The terminal will set the touch on (0) to disallow keyboard interaction, the log will be invisible with an echo off and the boot credentials like the Administrator username and Bank name will be removed. The update patch process started as a pilot project at the Kassel ATM. After the patch was succesfully implemented at the Kassel ATM´s the patch was provided nation-wide to secure all German Sparkasse ATM and SB-terminals against Hacker attacks.

The German Sparkasse rewarded the German security researcher with an acknowledgement card in form of a letter and a special little gift.
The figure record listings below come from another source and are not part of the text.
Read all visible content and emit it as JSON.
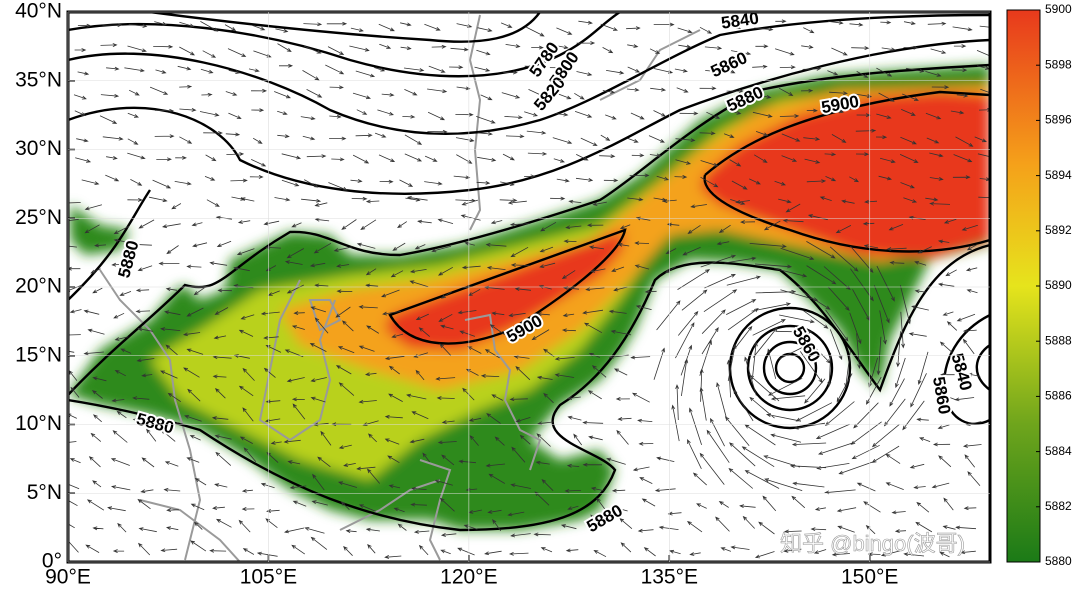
{
  "chart_data": {
    "type": "map",
    "xlim": [
      90,
      159
    ],
    "ylim": [
      0,
      40
    ],
    "xticks": [
      {
        "value": 90,
        "label": "90°E"
      },
      {
        "value": 105,
        "label": "105°E"
      },
      {
        "value": 120,
        "label": "120°E"
      },
      {
        "value": 135,
        "label": "135°E"
      },
      {
        "value": 150,
        "label": "150°E"
      }
    ],
    "yticks": [
      {
        "value": 0,
        "label": "0°"
      },
      {
        "value": 5,
        "label": "5°N"
      },
      {
        "value": 10,
        "label": "10°N"
      },
      {
        "value": 15,
        "label": "15°N"
      },
      {
        "value": 20,
        "label": "20°N"
      },
      {
        "value": 25,
        "label": "25°N"
      },
      {
        "value": 30,
        "label": "30°N"
      },
      {
        "value": 35,
        "label": "35°N"
      },
      {
        "value": 40,
        "label": "40°N"
      }
    ],
    "colorbar": {
      "lim": [
        5880,
        5900
      ],
      "ticks": [
        5880,
        5882,
        5884,
        5886,
        5888,
        5890,
        5892,
        5894,
        5896,
        5898,
        5900
      ]
    },
    "contour_labels": [
      {
        "value": 5840,
        "lon": 140.3,
        "lat": 39.3
      },
      {
        "value": 5780,
        "lon": 125.7,
        "lat": 36.5
      },
      {
        "value": 5800,
        "lon": 127.2,
        "lat": 35.8
      },
      {
        "value": 5820,
        "lon": 126.1,
        "lat": 34.0
      },
      {
        "value": 5860,
        "lon": 139.5,
        "lat": 36.1
      },
      {
        "value": 5880,
        "lon": 140.7,
        "lat": 33.6
      },
      {
        "value": 5900,
        "lon": 147.8,
        "lat": 33.2
      },
      {
        "value": 5880,
        "lon": 94.6,
        "lat": 22.0
      },
      {
        "value": 5900,
        "lon": 124.2,
        "lat": 16.9
      },
      {
        "value": 5880,
        "lon": 96.5,
        "lat": 10.0
      },
      {
        "value": 5880,
        "lon": 130.2,
        "lat": 3.1
      },
      {
        "value": 5860,
        "lon": 145.2,
        "lat": 15.8
      },
      {
        "value": 5840,
        "lon": 156.8,
        "lat": 13.8
      },
      {
        "value": 5860,
        "lon": 155.3,
        "lat": 12.1
      }
    ],
    "watermark": "知乎 @bingo(波哥)"
  }
}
The German Sparkasse resolved the vulnerability and misconfiguration by fast coordination and cooperation with the main Manufacturer and Service Provider. At no time was the security vulnerability a critical risk for clients because of the German Sparkasse Bank and the Service Provider (Wincor Nixdorf) responded immediately. It looks like there is mainly a big difference between the European and the US automated teller machine security infrastructure. In the USA it takes up to 1 year since a reaction by the service provider or atm manufacturers becomes available to the researcher. In case of the German banking system everything is running well coordinated and fast. Especially this issues was nice to approve responsibility. The German Sparkasse Bank has no public security program that is available to resolve bug/vulnerability reports. As far as you report a serious issue or vulnerability it will be resolved and sometimes rewarded.

Update July 2015 - Nicht Betriebsbereit (SB Terminal)

Due to the update procedure the SB terminal was temporarily unavailable.

Sparkasse ATM Update July 2015

NOTE: Hacking or manipulation of automated teller machines and sb terminals is illegal. Do not try to adopt the technics or methods against productive systems without permission. The article has been censored to not demonstrate the full way on how the issue could be exploited manually by local attackers or individuals. The show stunt was a coordinated disclosure and out of the box! The results are research results that are not directed against the manufacturer of ATMs or banks. Repair after the destruction of an ATM can cost up to € 50,000!